PZ: Wie gelingt es Ihnen, sich in kriminelle Gedankengänge hineinzuversetzen? Und funktioniert das mit den Jahren besser?

Beck: Medizin ist unter anderem auch eine Erfahrungswissenschaft. Je mehr ich erlebt habe, desto mehr kann ich aus den Erfahrungen schöpfen. Je mehr Verletzungsbilder ich gesehen und nachvollziehbare Begehungsweisen vermittelt bekommen habe, desto eher werde ich flexible Denkweisen bei Rekonstruktionen praktizieren können. Man muss also versuchen, Ereignisse wie in einem Film mit Rückspultaste immer wieder nachvollziehbar ablaufen zu lassen. Wenn man die gesamte Spurenlage nüchtern betrachtet, geht das durchaus sehr gut, ohne dass man selbst kriminell wird (lacht).

PZ: Gibt es in Ihrer Branche – wie bei den Apothekern – auch einen Fachkräftemangel?
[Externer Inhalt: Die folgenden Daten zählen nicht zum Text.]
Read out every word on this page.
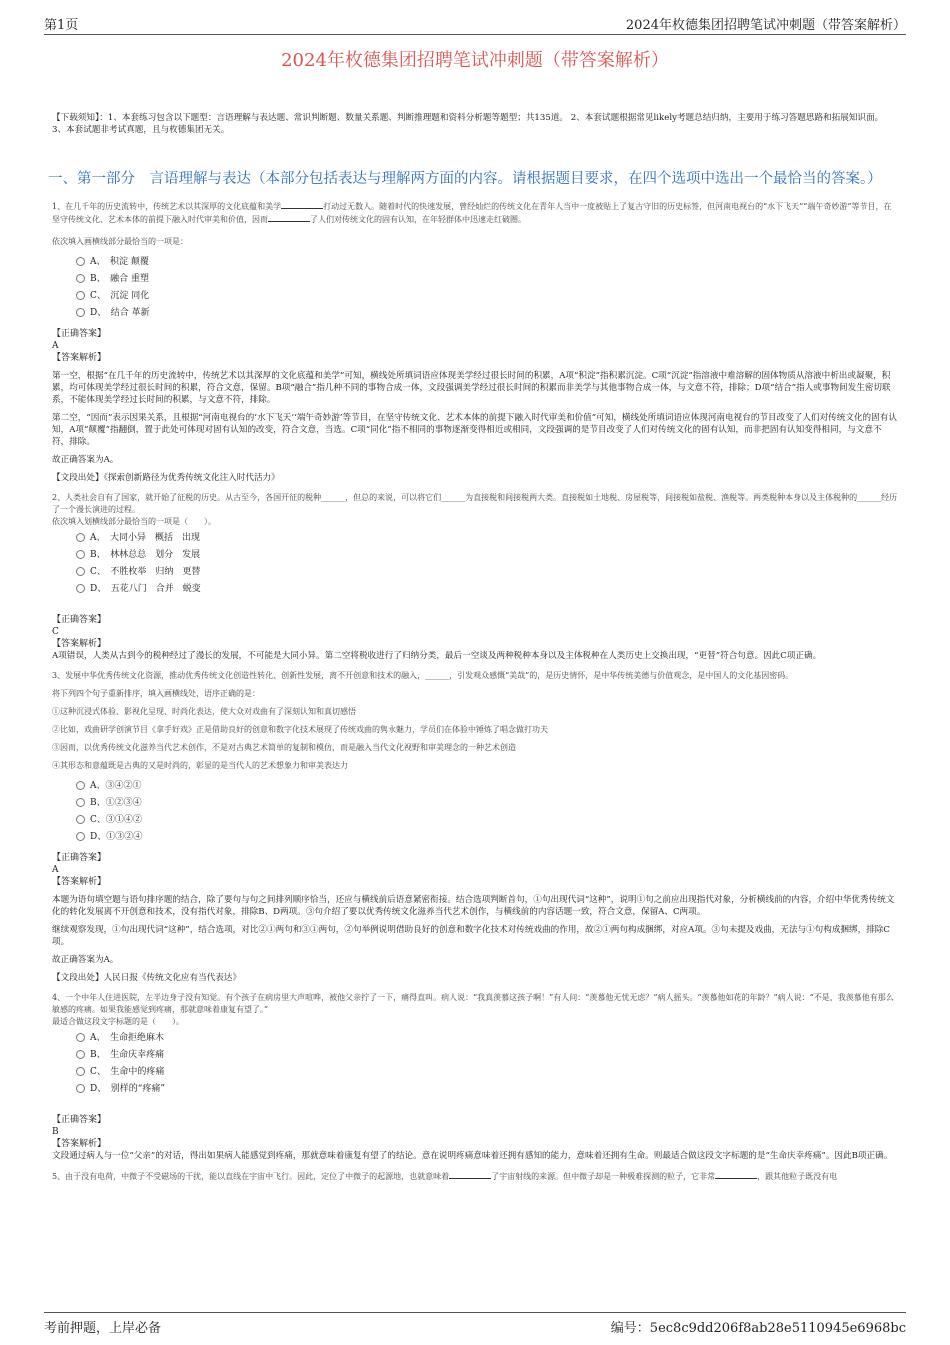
第1页	2024年枚德集团招聘笔试冲刺题（带答案解析）
2024年枚德集团招聘笔试冲刺题（带答案解析）

【下载须知】：1、本套练习包含以下题型：言语理解与表达题、常识判断题、数量关系题、判断推理题和资料分析题等题型；共135道。 2、本套试题根据常见likely考题总结归纳，主要用于练习答题思路和拓展知识面。 3、本套试题非考试真题，且与枚德集团无关。

一、第一部分　言语理解与表达（本部分包括表达与理解两方面的内容。请根据题目要求，在四个选项中选出一个最恰当的答案。）

1、在几千年的历史流转中，传统艺术以其深厚的文化底蕴和美学	打动过无数人。随着时代的快速发展，曾经灿烂的传统文化在青年人当中一度被贴上了复古守旧的历史标签，但河南电视台的“水下飞天”“端午奇妙游”等节目，在坚守传统文化、艺术本体的前提下融入时代审美和价值，因而	了人们对传统文化的固有认知，在年轻群体中迅速走红破圈。

依次填入画横线部分最恰当的一项是：

A、　积淀 颠覆
B、　融合 重塑
C、　沉淀 同化
D、　结合 革新

【正确答案】

A

【答案解析】

第一空，根据“在几千年的历史流转中，传统艺术以其深厚的文化底蕴和美学”可知，横线处所填词语应体现美学经过很长时间的积累，A项“积淀”指积累沉淀。C项“沉淀”指溶液中难溶解的固体物质从溶液中析出或凝聚，积累，均可体现美学经过很长时间的积累，符合文意，保留。B项“融合”指几种不同的事物合成一体，文段强调美学经过很长时间的积累而非美学与其他事物合成一体，与文意不符，排除；D项“结合”指人或事物间发生密切联系，不能体现美学经过长时间的积累，与文意不符，排除。

第二空，“因而”表示因果关系，且根据“河南电视台的‘水下飞天’‘端午奇妙游’等节目，在坚守传统文化、艺术本体的前提下融入时代审美和价值”可知，横线处所填词语应体现河南电视台的节目改变了人们对传统文化的固有认知，A项“颠覆”指翻倒，置于此处可体现对固有认知的改变，符合文意，当选。C项“同化”指不相同的事物逐渐变得相近或相同，文段强调的是节目改变了人们对传统文化的固有认知，而非把固有认知变得相同，与文意不符，排除。

故正确答案为A。

【文段出处】《探索创新路径为优秀传统文化注入时代活力》

2、人类社会自有了国家，就开始了征税的历史。从古至今，各国开征的税种______，但总的来说，可以将它们______为直接税和间接税两大类。直接税如土地税、房屋税等，间接税如盐税、渔税等。两类税种本身以及主体税种的______经历了一个漫长演进的过程。

依次填入划横线部分最恰当的一项是（　　）。

A、　大同小异　概括　出现
B、　林林总总　划分　发展
C、　不胜枚举　归纳　更替
D、　五花八门　合并　蜕变

【正确答案】

C

【答案解析】

A项错误，人类从古到今的税种经过了漫长的发展，不可能是大同小异。第二空将税收进行了归纳分类，最后一空谈及两种税种本身以及主体税种在人类历史上交换出现，“更替”符合句意。因此C项正确。

3、发展中华优秀传统文化资源，推动优秀传统文化创造性转化、创新性发展，离不开创意和技术的融入，______，引发观众感慨“美哉”的，是历史情怀，是中华传统美德与价值观念，是中国人的文化基因密码。

将下列四个句子重新排序，填入画横线处，语序正确的是：

①这种沉浸式体验、影视化呈现、时尚化表达，使大众对戏曲有了深刻认知和真切感悟

②比如，戏曲研学创演节目《拿手好戏》正是借助良好的创意和数字化技术展现了传统戏曲的隽永魅力，学员们在体验中锤炼了唱念做打功夫

③因而，以优秀传统文化滋养当代艺术创作，不是对古典艺术简单的复制和模仿，而是融入当代文化视野和审美理念的一种艺术创造

④其形态和意蕴既是古典的又是时尚的，彰显的是当代人的艺术想象力和审美表达力

A、③④②①
B、①②③④
C、③①④②
D、①③②④

【正确答案】

A

【答案解析】

本题为语句填空题与语句排序题的结合，除了要句与句之间排列顺序恰当，还应与横线前后语意紧密衔接。结合选项判断首句，①句出现代词“这种”，说明①句之前应出现指代对象，分析横线前的内容，介绍中华优秀传统文化的转化发展离不开创意和技术，没有指代对象，排除B、D两项。③句介绍了要以优秀传统文化滋养当代艺术创作，与横线前的内容话题一致，符合文意，保留A、C两项。

继续观察发现，①句出现代词“这种”，结合选项，对比②①两句和③①两句，②句举例说明借助良好的创意和数字化技术对传统戏曲的作用，故②①两句构成捆绑，对应A项。③句未提及戏曲，无法与①句构成捆绑，排除C项。

故正确答案为A。

【文段出处】人民日报《传统文化应有当代表达》

4、一个中年人住进医院，左半边身子没有知觉。有个孩子在病房里大声喧哗，被他父亲拧了一下，痛得直叫。病人说：“我真羡慕这孩子啊！”有人问：“羡慕他无忧无虑？”病人摇头。“羡慕他如花的年龄？”病人说：“不是，我羡慕他有那么敏感的疼痛。如果我能感觉到疼痛，那就意味着康复有望了。”

最适合做这段文字标题的是（　　）。

A、　生命拒绝麻木
B、　生命庆幸疼痛
C、　生命中的疼痛
D、　别样的“疼痛”

【正确答案】

B

【答案解析】

文段通过病人与一位“父亲”的对话，得出如果病人能感觉到疼痛，那就意味着康复有望了的结论。意在说明疼痛意味着还拥有感知的能力，意味着还拥有生命。则最适合做这段文字标题的是“生命庆幸疼痛”。因此B项正确。

5、由于没有电荷，中微子不受磁场的干扰，能以直线在宇宙中飞行。因此，定位了中微子的起源地，也就意味着	了宇宙射线的来源。但中微子却是一种极难探测的粒子，它非常	，跟其他粒子既没有电

考前押题，上岸必备	编号：5ec8c9dd206f8ab28e5110945e6968bc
Beck: Leider ja. Man weiß gar nicht, wo man überall die Erklärungen suchen soll, warum die Institute personell immer kleiner werden, die Auftragslage aber eher zunimmt. Zu Beginn meiner beruflichen Laufbahn im Jahr 1988 hatten wir deutschlandweit nicht nur mehr Institute, es war auch deutlich mehr Personal vorhanden, sodass neben der täglichen Routine auch immer ein Team für Forschungsaufgaben zur Verfügung stand. Das ist wichtig für den Standpunkt des Instituts im Kontext universitärer Forschungseinrichtungen. Und es gibt nicht wenige Bereiche, die beforscht werden müssten, denn manche Gewalteinwirkungen kann man noch gar nicht ausreichend erfassen und einordnen, beispielsweise bei der Wirkung von neuen psychoaktiven Substanzen – und da sind wir schon wieder bei der Schnittmenge von Apothekern und Rechtsmedizinern: Wirkung und Nebenwirkungen von Molekülen auf den menschlichen Körper, insbesondere das Zentralnervensystem.